などと、わたしが思ったのも束の間のこと。メイド服姿の彼女が床に転がる猫のぬいぐるみを拾い上げ、顔の横に掲げながら子供たちに話しかけはじめると、途端に雰囲気が一変したのです。
「ほら、ネコさんだぞ? 貴女のお名前、教えてくれる?」
「あ……う、うん! わたし、レナ!」
「レナちゃんか。可愛い名前だね。よろしくね?」
たちまちのうちに少女たちの輪の中に溶け込み、受け入れられていくリズさん。普段の彼女も十分に世話好きで優しい女性ではありますが、こうして子供たちに対するときの彼女は、それに輪をかけて凄まじい母性を発揮してしまうようでした。
「……さすがは、リズさんだね。相変わらず、すごい人気だよ。僕もリズさんに甘やかされると嬉しくなっちゃうし、あの子たちの気持ちもよくわかるよ」
しみじみと言ったマスターですが、彼の隣では、その言葉に反応した者がいます。
「……リズ。なかなかやりますわね。わたくしも負けてはいられませんわ!」
なぜか対抗意識を燃やしたらしきエレンシア嬢は、勇み足で彼女の後に続いていきました。しかし、その結果は、かつて『アトラス』の蛮族たちから救い出した子供たちとのやり取りを思い出せば、推して知るべしです。
「おねーちゃんも、一緒に遊ぶの?」
「ええ、もちろんですわ」
「じゃあ、はい、これ」
「え? なんですのこれ?」
「お医者さんごっこ!」
そう言って五歳くらいの女の子が示したのは、自分の耳から垂れ下がる聴診器のようなものでした。この世界におけるそれは、原始的な道具の域を出ないものであり、性能もあまりよくありません。
仮にこれが本物だったとしても、服の上から心音が確認できるようなものではないのです。つまり、この世界で聴診器を使うとなれば……
「ほら、おねーちゃん。お洋服脱いで!」
「ええ!?」
「脱いで脱いで!」
いつの間にか、数人の少女たちが彼女を囲んでいます。
「あ、ちょ、ちょっと待ちなさい! そんなこんなところで脱ぐなんて、はしたないですわ!」
「どうして? お医者さんが診察するだけだよ?」
不思議そうな顔で首をかしげる五歳の女の子。
「え? そ、その、それは……」
「うふふふ! そうよそうよ、恥ずかしいことなんて、何にもないんだからね!」
しかし、周りに集まる少し年上の女の子たちの中には、明らかにわかっていてからかっている子も混じっているようです。
「だ、駄目ですわ! きゃあ! こ、こら! 引っ張るのはおやめなさ……!」
バタバタと騒がしくなりはしたものの、彼女は彼女で子供たちを泣き止ませることに成功したようです。

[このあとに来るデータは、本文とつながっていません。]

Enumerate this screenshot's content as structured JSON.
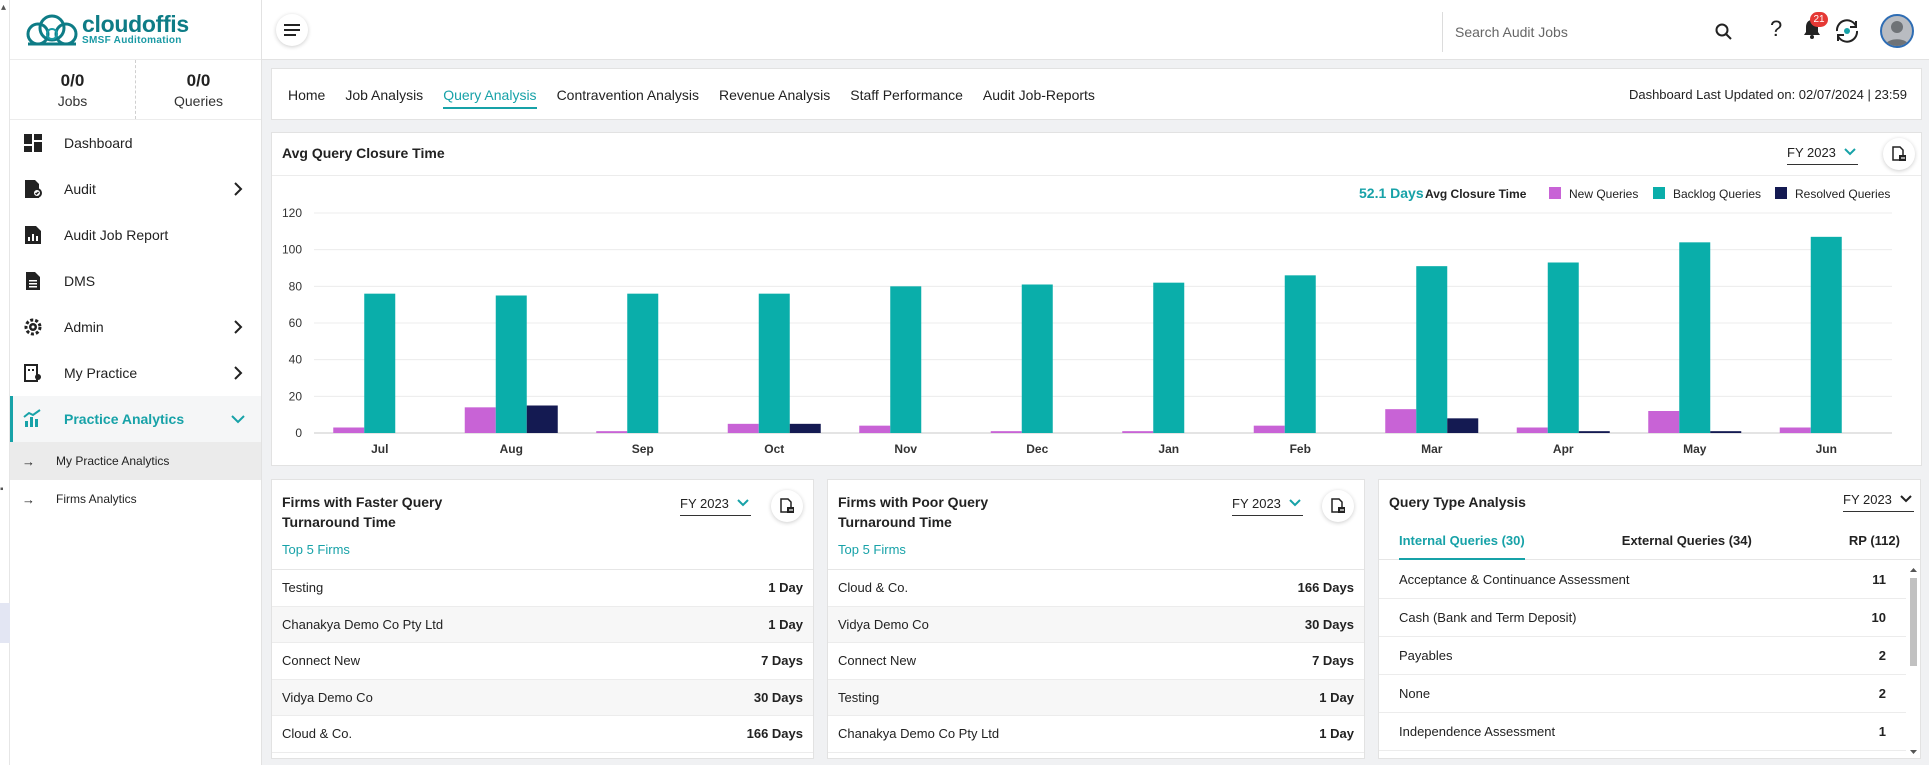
{
  "app": {
    "brand": "cloudoffis",
    "tagline": "SMSF Auditomation"
  },
  "stats": [
    {
      "value": "0/0",
      "label": "Jobs"
    },
    {
      "value": "0/0",
      "label": "Queries"
    }
  ],
  "sidebar": {
    "items": [
      {
        "label": "Dashboard",
        "icon": "dashboard-icon"
      },
      {
        "label": "Audit",
        "icon": "audit-icon"
      },
      {
        "label": "Audit Job Report",
        "icon": "report-icon"
      },
      {
        "label": "DMS",
        "icon": "document-icon"
      },
      {
        "label": "Admin",
        "icon": "admin-gear-icon"
      },
      {
        "label": "My Practice",
        "icon": "practice-icon"
      },
      {
        "label": "Practice Analytics",
        "icon": "analytics-icon"
      }
    ],
    "sub_items": [
      {
        "label": "My Practice Analytics"
      },
      {
        "label": "Firms Analytics"
      }
    ]
  },
  "topbar": {
    "search_placeholder": "Search Audit Jobs",
    "help": "?",
    "notifications": "21"
  },
  "tabs": [
    {
      "label": "Home"
    },
    {
      "label": "Job Analysis"
    },
    {
      "label": "Query Analysis"
    },
    {
      "label": "Contravention Analysis"
    },
    {
      "label": "Revenue Analysis"
    },
    {
      "label": "Staff Performance"
    },
    {
      "label": "Audit Job-Reports"
    }
  ],
  "updated": "Dashboard Last Updated on: 02/07/2024 | 23:59",
  "closure_card": {
    "title": "Avg Query Closure Time",
    "fy": "FY 2023",
    "avg_value": "52.1 Days",
    "avg_label": "Avg Closure Time"
  },
  "colors": {
    "accent": "#17a2a8",
    "new": "#c863d6",
    "backlog": "#0aaeaa",
    "resolved": "#141a52"
  },
  "chart_data": {
    "type": "bar",
    "categories": [
      "Jul",
      "Aug",
      "Sep",
      "Oct",
      "Nov",
      "Dec",
      "Jan",
      "Feb",
      "Mar",
      "Apr",
      "May",
      "Jun"
    ],
    "series": [
      {
        "name": "New Queries",
        "values": [
          3,
          14,
          1,
          5,
          4,
          1,
          1,
          4,
          13,
          3,
          12,
          3
        ]
      },
      {
        "name": "Backlog Queries",
        "values": [
          76,
          75,
          76,
          76,
          80,
          81,
          82,
          86,
          91,
          93,
          104,
          107
        ]
      },
      {
        "name": "Resolved Queries",
        "values": [
          0,
          15,
          0,
          5,
          0,
          0,
          0,
          0,
          8,
          1,
          1,
          0
        ]
      }
    ],
    "yticks": [
      "0",
      "20",
      "40",
      "60",
      "80",
      "100",
      "120"
    ],
    "ylim": [
      0,
      120
    ],
    "grid": true,
    "legend": "top-right"
  },
  "faster": {
    "title": "Firms with Faster Query Turnaround Time",
    "fy": "FY 2023",
    "link": "Top 5 Firms",
    "rows": [
      {
        "name": "Testing",
        "value": "1 Day"
      },
      {
        "name": "Chanakya Demo Co Pty Ltd",
        "value": "1 Day"
      },
      {
        "name": "Connect New",
        "value": "7 Days"
      },
      {
        "name": "Vidya Demo Co",
        "value": "30 Days"
      },
      {
        "name": "Cloud & Co.",
        "value": "166 Days"
      }
    ]
  },
  "poor": {
    "title": "Firms with Poor Query Turnaround Time",
    "fy": "FY 2023",
    "link": "Top 5 Firms",
    "rows": [
      {
        "name": "Cloud & Co.",
        "value": "166 Days"
      },
      {
        "name": "Vidya Demo Co",
        "value": "30 Days"
      },
      {
        "name": "Connect New",
        "value": "7 Days"
      },
      {
        "name": "Testing",
        "value": "1 Day"
      },
      {
        "name": "Chanakya Demo Co Pty Ltd",
        "value": "1 Day"
      }
    ]
  },
  "query_type": {
    "title": "Query Type Analysis",
    "fy": "FY 2023",
    "tabs": [
      {
        "label": "Internal Queries (30)"
      },
      {
        "label": "External Queries (34)"
      },
      {
        "label": "RP (112)"
      }
    ],
    "rows": [
      {
        "name": "Acceptance & Continuance Assessment",
        "value": "11"
      },
      {
        "name": "Cash (Bank and Term Deposit)",
        "value": "10"
      },
      {
        "name": "Payables",
        "value": "2"
      },
      {
        "name": "None",
        "value": "2"
      },
      {
        "name": "Independence Assessment",
        "value": "1"
      }
    ]
  }
}
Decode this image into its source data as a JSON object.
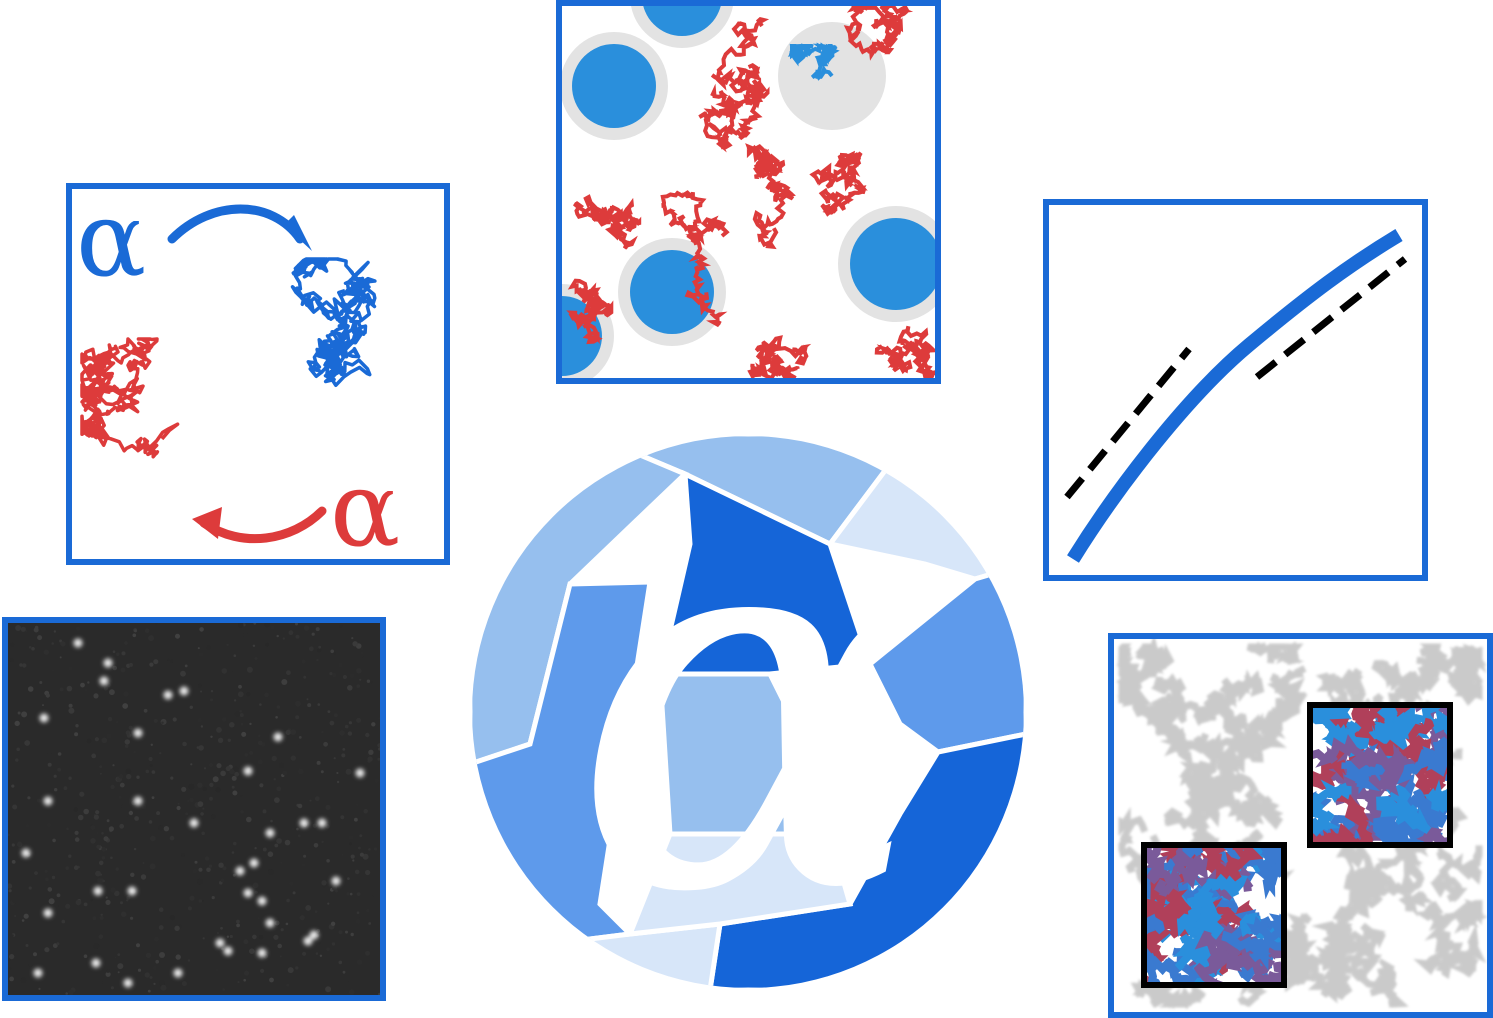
{
  "walks_panel": {
    "symbol_top": "α",
    "symbol_bottom": "α",
    "colors": {
      "walk_top": "#1a6ad6",
      "walk_bottom": "#dd3b3b"
    }
  },
  "traps_panel": {
    "colors": {
      "trapped": "#2a8fdc",
      "free": "#dd3b3b",
      "trap_halo": "#e3e3e3"
    }
  },
  "msd_panel": {
    "colors": {
      "curve": "#1a6ad6",
      "reference": "#000000"
    }
  },
  "micro_panel": {
    "colors": {
      "background": "#2a2a2a",
      "spots": "#e8e8e8"
    }
  },
  "maps_panel": {
    "colors": {
      "background_texture": "#9a9a9a",
      "inset_a": "#2a8fdc",
      "inset_b": "#b0405a",
      "inset_border": "#000000"
    }
  },
  "logo": {
    "symbol": "α",
    "colors": {
      "shade_1": "#96bfee",
      "shade_2": "#5e9aeb",
      "shade_3": "#1565d8",
      "shade_4": "#d7e6f9",
      "symbol": "#ffffff"
    }
  },
  "frame_color": "#1a6ad6"
}
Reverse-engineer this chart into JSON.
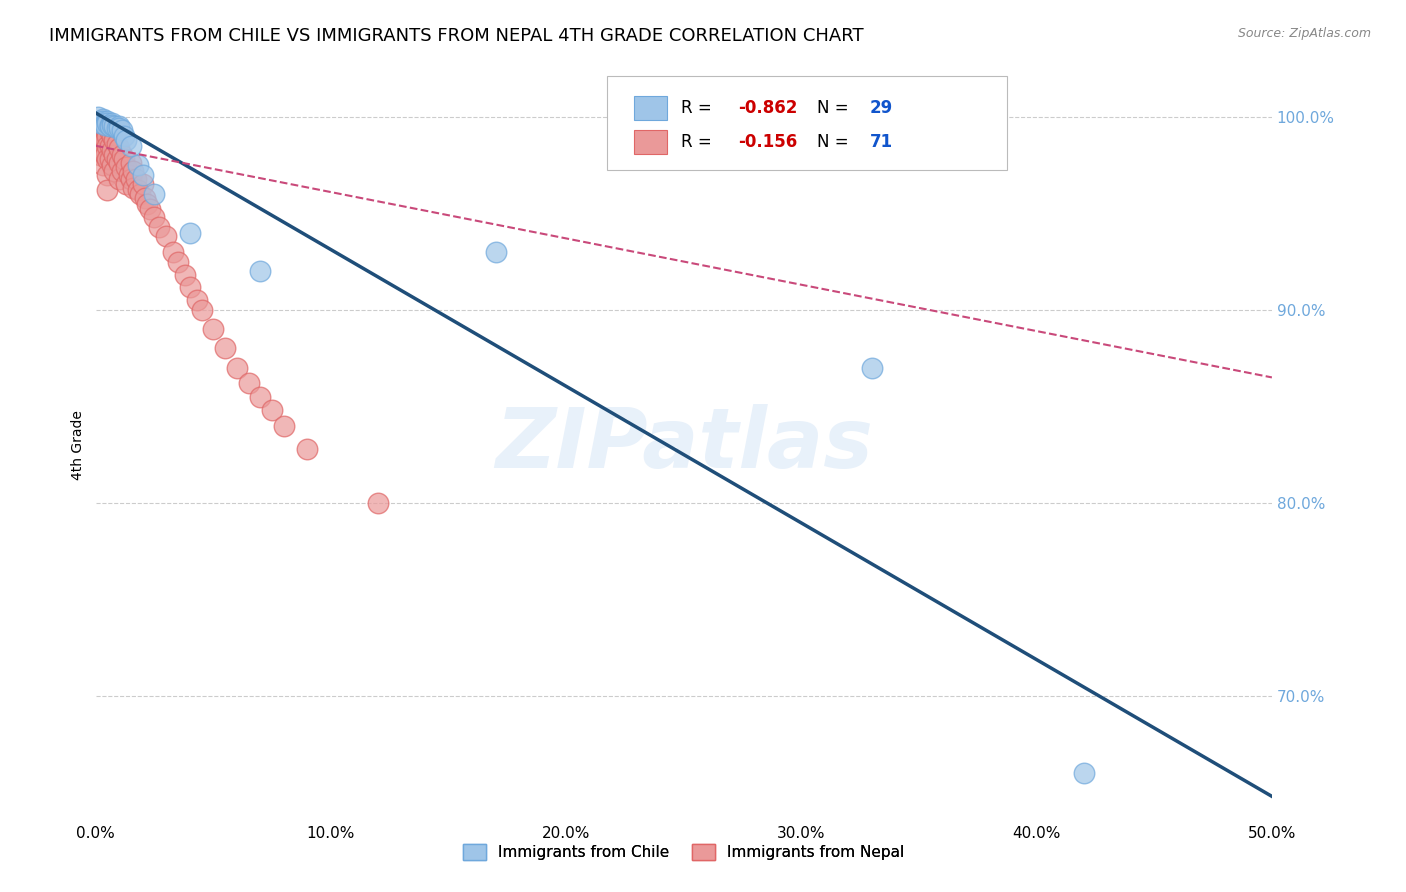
{
  "title": "IMMIGRANTS FROM CHILE VS IMMIGRANTS FROM NEPAL 4TH GRADE CORRELATION CHART",
  "source": "Source: ZipAtlas.com",
  "ylabel": "4th Grade",
  "watermark": "ZIPatlas",
  "xlim": [
    0.0,
    0.5
  ],
  "ylim": [
    0.635,
    1.025
  ],
  "xticks": [
    0.0,
    0.1,
    0.2,
    0.3,
    0.4,
    0.5
  ],
  "xticklabels": [
    "0.0%",
    "10.0%",
    "20.0%",
    "30.0%",
    "40.0%",
    "50.0%"
  ],
  "yticks": [
    0.7,
    0.8,
    0.9,
    1.0
  ],
  "yticklabels": [
    "70.0%",
    "80.0%",
    "90.0%",
    "100.0%"
  ],
  "chile_color": "#9fc5e8",
  "chile_edge": "#6fa8dc",
  "nepal_color": "#ea9999",
  "nepal_edge": "#e06666",
  "chile_R": -0.862,
  "chile_N": 29,
  "nepal_R": -0.156,
  "nepal_N": 71,
  "legend_label_chile": "Immigrants from Chile",
  "legend_label_nepal": "Immigrants from Nepal",
  "chile_line_color": "#1f4e79",
  "nepal_line_color": "#c9497a",
  "grid_color": "#cccccc",
  "background_color": "#ffffff",
  "title_fontsize": 13,
  "axis_label_fontsize": 10,
  "tick_fontsize": 11,
  "right_tick_color": "#6fa8dc",
  "chile_scatter_x": [
    0.001,
    0.002,
    0.002,
    0.003,
    0.003,
    0.004,
    0.004,
    0.005,
    0.005,
    0.006,
    0.006,
    0.007,
    0.007,
    0.008,
    0.009,
    0.01,
    0.01,
    0.011,
    0.012,
    0.013,
    0.015,
    0.018,
    0.02,
    0.025,
    0.04,
    0.07,
    0.33,
    0.42,
    0.17
  ],
  "chile_scatter_y": [
    1.0,
    0.998,
    0.997,
    0.999,
    0.998,
    0.997,
    0.996,
    0.998,
    0.997,
    0.996,
    0.995,
    0.997,
    0.996,
    0.995,
    0.994,
    0.995,
    0.994,
    0.993,
    0.99,
    0.988,
    0.985,
    0.975,
    0.97,
    0.96,
    0.94,
    0.92,
    0.87,
    0.66,
    0.93
  ],
  "nepal_scatter_x": [
    0.001,
    0.001,
    0.001,
    0.002,
    0.002,
    0.002,
    0.002,
    0.002,
    0.003,
    0.003,
    0.003,
    0.003,
    0.003,
    0.004,
    0.004,
    0.004,
    0.005,
    0.005,
    0.005,
    0.005,
    0.005,
    0.005,
    0.006,
    0.006,
    0.006,
    0.007,
    0.007,
    0.007,
    0.008,
    0.008,
    0.008,
    0.009,
    0.009,
    0.01,
    0.01,
    0.01,
    0.011,
    0.011,
    0.012,
    0.013,
    0.013,
    0.014,
    0.015,
    0.015,
    0.016,
    0.016,
    0.017,
    0.018,
    0.019,
    0.02,
    0.021,
    0.022,
    0.023,
    0.025,
    0.027,
    0.03,
    0.033,
    0.035,
    0.038,
    0.04,
    0.043,
    0.045,
    0.05,
    0.055,
    0.06,
    0.065,
    0.07,
    0.075,
    0.08,
    0.09,
    0.12
  ],
  "nepal_scatter_y": [
    0.995,
    0.992,
    0.988,
    0.998,
    0.994,
    0.99,
    0.985,
    0.98,
    0.996,
    0.992,
    0.988,
    0.982,
    0.975,
    0.994,
    0.988,
    0.98,
    0.995,
    0.99,
    0.985,
    0.978,
    0.97,
    0.962,
    0.992,
    0.985,
    0.978,
    0.99,
    0.983,
    0.975,
    0.988,
    0.98,
    0.972,
    0.986,
    0.978,
    0.984,
    0.976,
    0.968,
    0.98,
    0.972,
    0.978,
    0.974,
    0.965,
    0.97,
    0.976,
    0.968,
    0.972,
    0.963,
    0.968,
    0.962,
    0.96,
    0.965,
    0.958,
    0.955,
    0.952,
    0.948,
    0.943,
    0.938,
    0.93,
    0.925,
    0.918,
    0.912,
    0.905,
    0.9,
    0.89,
    0.88,
    0.87,
    0.862,
    0.855,
    0.848,
    0.84,
    0.828,
    0.8
  ],
  "chile_line_x": [
    0.0,
    0.5
  ],
  "chile_line_y": [
    1.002,
    0.648
  ],
  "nepal_line_x": [
    0.0,
    0.5
  ],
  "nepal_line_y": [
    0.985,
    0.865
  ]
}
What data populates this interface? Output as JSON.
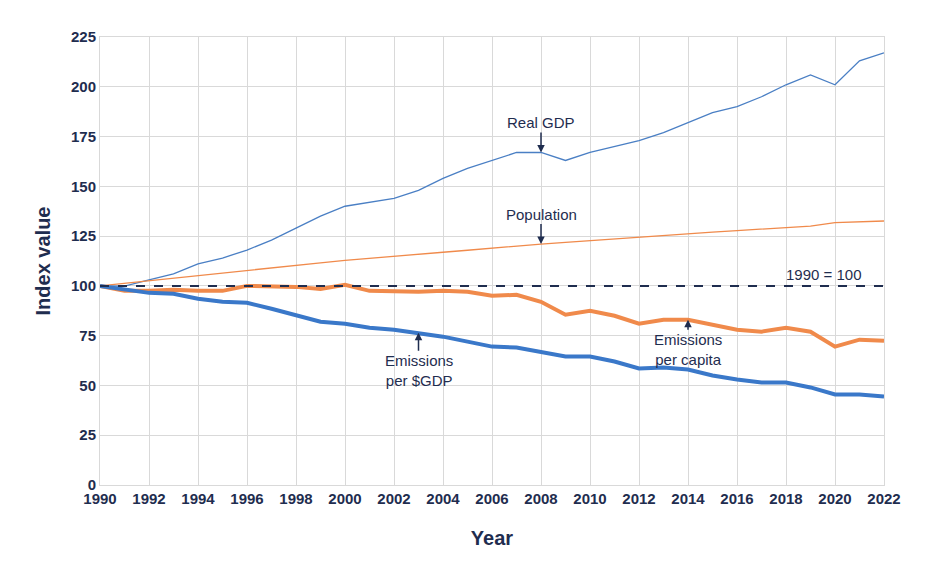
{
  "chart_data": {
    "type": "line",
    "x_label": "Year",
    "y_label": "Index value",
    "x": [
      1990,
      1991,
      1992,
      1993,
      1994,
      1995,
      1996,
      1997,
      1998,
      1999,
      2000,
      2001,
      2002,
      2003,
      2004,
      2005,
      2006,
      2007,
      2008,
      2009,
      2010,
      2011,
      2012,
      2013,
      2014,
      2015,
      2016,
      2017,
      2018,
      2019,
      2020,
      2021,
      2022
    ],
    "series": [
      {
        "name": "Real GDP",
        "color": "#4a7fc4",
        "values": [
          100,
          99.9,
          103,
          106,
          111,
          114,
          118,
          123,
          129,
          135,
          140,
          142,
          144,
          148,
          154,
          159,
          163,
          167,
          167,
          163,
          167,
          170,
          173,
          177,
          182,
          187,
          190,
          195,
          201,
          206,
          201,
          213,
          217
        ]
      },
      {
        "name": "Population",
        "color": "#f08a4b",
        "values": [
          100,
          101.3,
          102.7,
          104.1,
          105.4,
          106.7,
          107.9,
          109.2,
          110.4,
          111.6,
          112.8,
          113.9,
          114.9,
          115.9,
          116.9,
          117.9,
          119,
          120,
          121,
          121.9,
          122.8,
          123.6,
          124.5,
          125.3,
          126.1,
          127,
          127.8,
          128.6,
          129.3,
          130,
          131.8,
          132.2,
          132.6
        ]
      },
      {
        "name": "Emissions per capita",
        "color": "#f08a4b",
        "values": [
          100,
          97.5,
          97.5,
          98,
          97.5,
          97.5,
          100,
          99.5,
          99.5,
          98.5,
          100.5,
          97.5,
          97,
          97,
          97.5,
          97,
          95,
          95.5,
          92,
          85.5,
          87.5,
          85,
          81,
          83,
          83,
          80.5,
          78,
          77,
          79,
          77,
          69.5,
          73,
          72.5
        ]
      },
      {
        "name": "Emissions per $GDP",
        "color": "#3a78c9",
        "values": [
          100,
          98,
          96.5,
          96,
          93.5,
          92,
          91.5,
          88.5,
          85.5,
          82,
          81,
          79,
          78,
          76.5,
          74.5,
          72,
          69.5,
          69,
          67,
          64.5,
          64.5,
          62,
          58.5,
          59,
          58,
          55,
          53,
          51.5,
          51.5,
          49,
          45.5,
          45.5,
          44.5
        ]
      }
    ],
    "reference_line": {
      "y": 100,
      "label": "1990 = 100",
      "color": "#1f2d4f",
      "line_style": "dashed"
    },
    "xlim": [
      1990,
      2022
    ],
    "xticks": [
      1990,
      1992,
      1994,
      1996,
      1998,
      2000,
      2002,
      2004,
      2006,
      2008,
      2010,
      2012,
      2014,
      2016,
      2018,
      2020,
      2022
    ],
    "ylim": [
      0,
      225
    ],
    "yticks": [
      0,
      25,
      50,
      75,
      100,
      125,
      150,
      175,
      200,
      225
    ],
    "grid": true,
    "legend": "none"
  }
}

とはいえ……これは決して、彼女の目指した形ではないのでしょうが。
「おお! いいぞ、いいぞ! みんな、頑張れ! あともう少し……」
「……マスター」
エレンシア嬢に聞こえない程度の声援を子供たちへと送るマスターに、わたしは思わず睨みつけるような視線を向けてしまいます。
一方、彼とは違って、もっと露骨に聞こえるような声を出したのはアンジェリカでした。
「ぷくくく! ……エレンって、つくづく子供に弄られる運命なんだな」
「こ、こら! アンジェリカさん! 貴女も笑っていないで助けてくださいな!」
「いやいや、せっかくのスキンシップを邪魔してはいけないしなあ」
意地悪く笑うアンジェリカも、積極的に子どもたちの輪に混ざりはしないものの、この状況を彼女なりに楽しんでいるようです。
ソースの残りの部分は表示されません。